Heinlein on Kirtsaeng


11 Responses to “Heinlein on Kirtsaeng

  1. tyger11 says:

    I always find it amusing when people think Heinlein was some Libertarian icon. He had a lot of conflicting opinions on things, and conflating him with his characters just made it worse.

    • Boundegar says:

      Are you kidding?  All of his characters speak with exactly the same voice, and it’s identical to his own.  He’s a little less preachy than Ayn Rand, but not a lot.

      The quote above is also sweetly naive.  As if our elected officials could not be bought, and stood firmly upon the rule of law.

      • EH says:

        Your second paragraph sounds like a description of the is/ought problem by way of decrying one of its legs.

      • Rindan says:

        Heinlein was born before World War I, an adult during World War II, and lived to see the rise communism and the Cold War at its absolute worst. A little libertarianism mixed with what was otherwise hippy ass liberalism during such a time doesn’t make him a proto Tea Party nut.

        I think people forget that command economies used to exist. Soviet Block countries were not just slightly more leftist than the French. These were not countries run by a bunch of leftist who just wanted higher taxes to run a pleasent welfare state. Those countries had command economies where all economic and industrial decisions were controlled through a central bureaucracy, and the political apparatus for this fantastically bad bureaucracy was one that ground people into dust.

        When a person from that era gets a little preachy about the virtues of liberalism and fear of collectivism, it isn’t like a bunch of Tea Party nuts freaking out over someone who is as boringly moderate Obama. They are freaking out over the real deal, and they are entitled to it without people from a the future where those horrors are all but dead tossing them into the same camp as modern day right wing tea baggers running around with copies of Atlas Shrugged… which by the way is also hilarious as Rand despised Christians.

        • Boundegar says:

          FWIW, I wasn’t comparing his politics to Rand.  Just his prose style.

          • Ryan Lenethen says:

            Yes I was surprised by the quote. As the only thing I really disliked was that many of his protagonists were the “Rugged Individual Industrialist, who went from rags to riches by being a hard working, smart, no nonsense individual, who couldn’t abide the waste of the government, etc…”. Yeah I get it already.

            Then again, he as mentioned by the earlier poster, he was born into a different age then so might have a different outlook than those who grew up later. Though I am pretty sure the term “Robber Baron” was coined much earlier.

            Which ironically in the US were Railroad Companies… Take that Ayn Rand!

      • oldtaku says:

        BAM! Kneejerk.

        Even if you start frothing at the mouth at Heinlein in general, and oh I have my issues with stuff like Farnham’s Freehold, that is still a good statement if you are able to divorce it from the person who said it.

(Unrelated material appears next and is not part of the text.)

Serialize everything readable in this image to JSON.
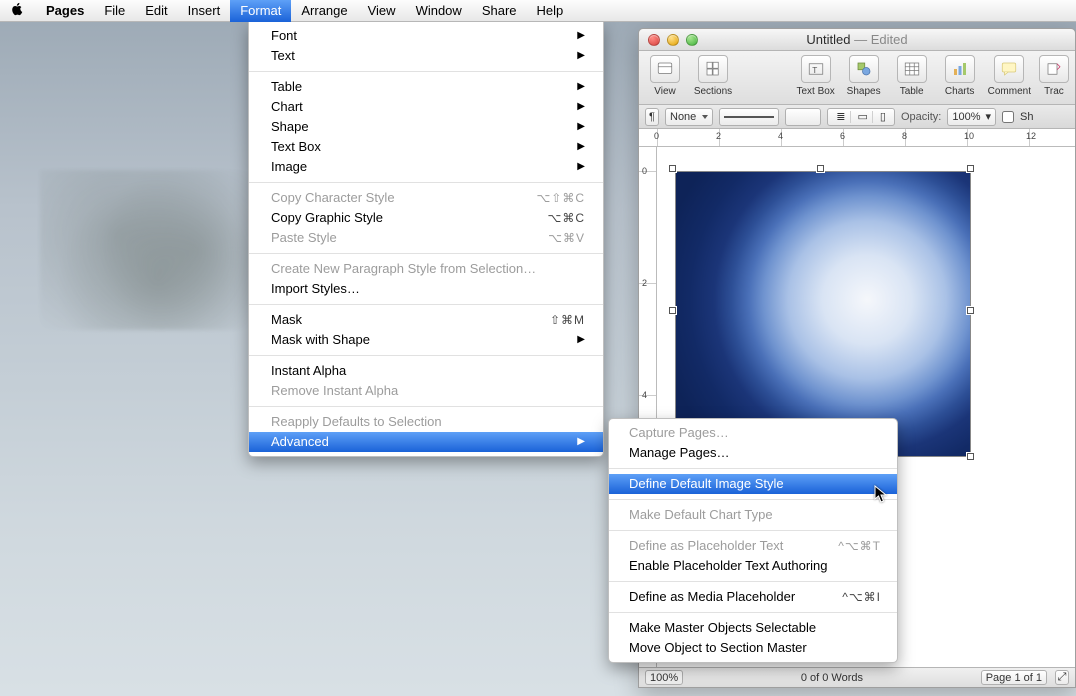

  2. That_Anonymous_Coward says:

    Now if only they’d apply this to the **AA cartels…

  3. Bloo says:

    I don’t know how we got into this Heinlein/Rand/Libertarian discussion.  The important point to that quote, in my opinion, is the point the judge is making that no commercial/capital enterprise is guaranteed a profit – and they have no legal standing to demand one.  Lately, our corporations want to have a mix of capitalism and socialism:  they want unregulated free capitalism on the profit site, and socialized expenses on the loss side.

    • Bearpaw01 says:

      This is particularly true of the heavyweights of the financial sector, who combine legalized bribery with thinly-veiled threats to the economic system. Which would be bad enough even if they were competent. When you pay for “protection” and your place gets torched anyway, it’s pretty damned annoying.

  4. Kimmo says:

    There has grown up in the minds of certain groups in this country the notion that because a man or corporation has made a profit out of the public for a number of years, the government and the courts are charged with the duty of guaranteeing such profit in the future, even in the face of changing circumstances and contrary to public interest. This strange doctrine is not supported by statute or common law. Neither individuals nor corporations have any right to come into court and ask that the clock of history be stopped, or turned back.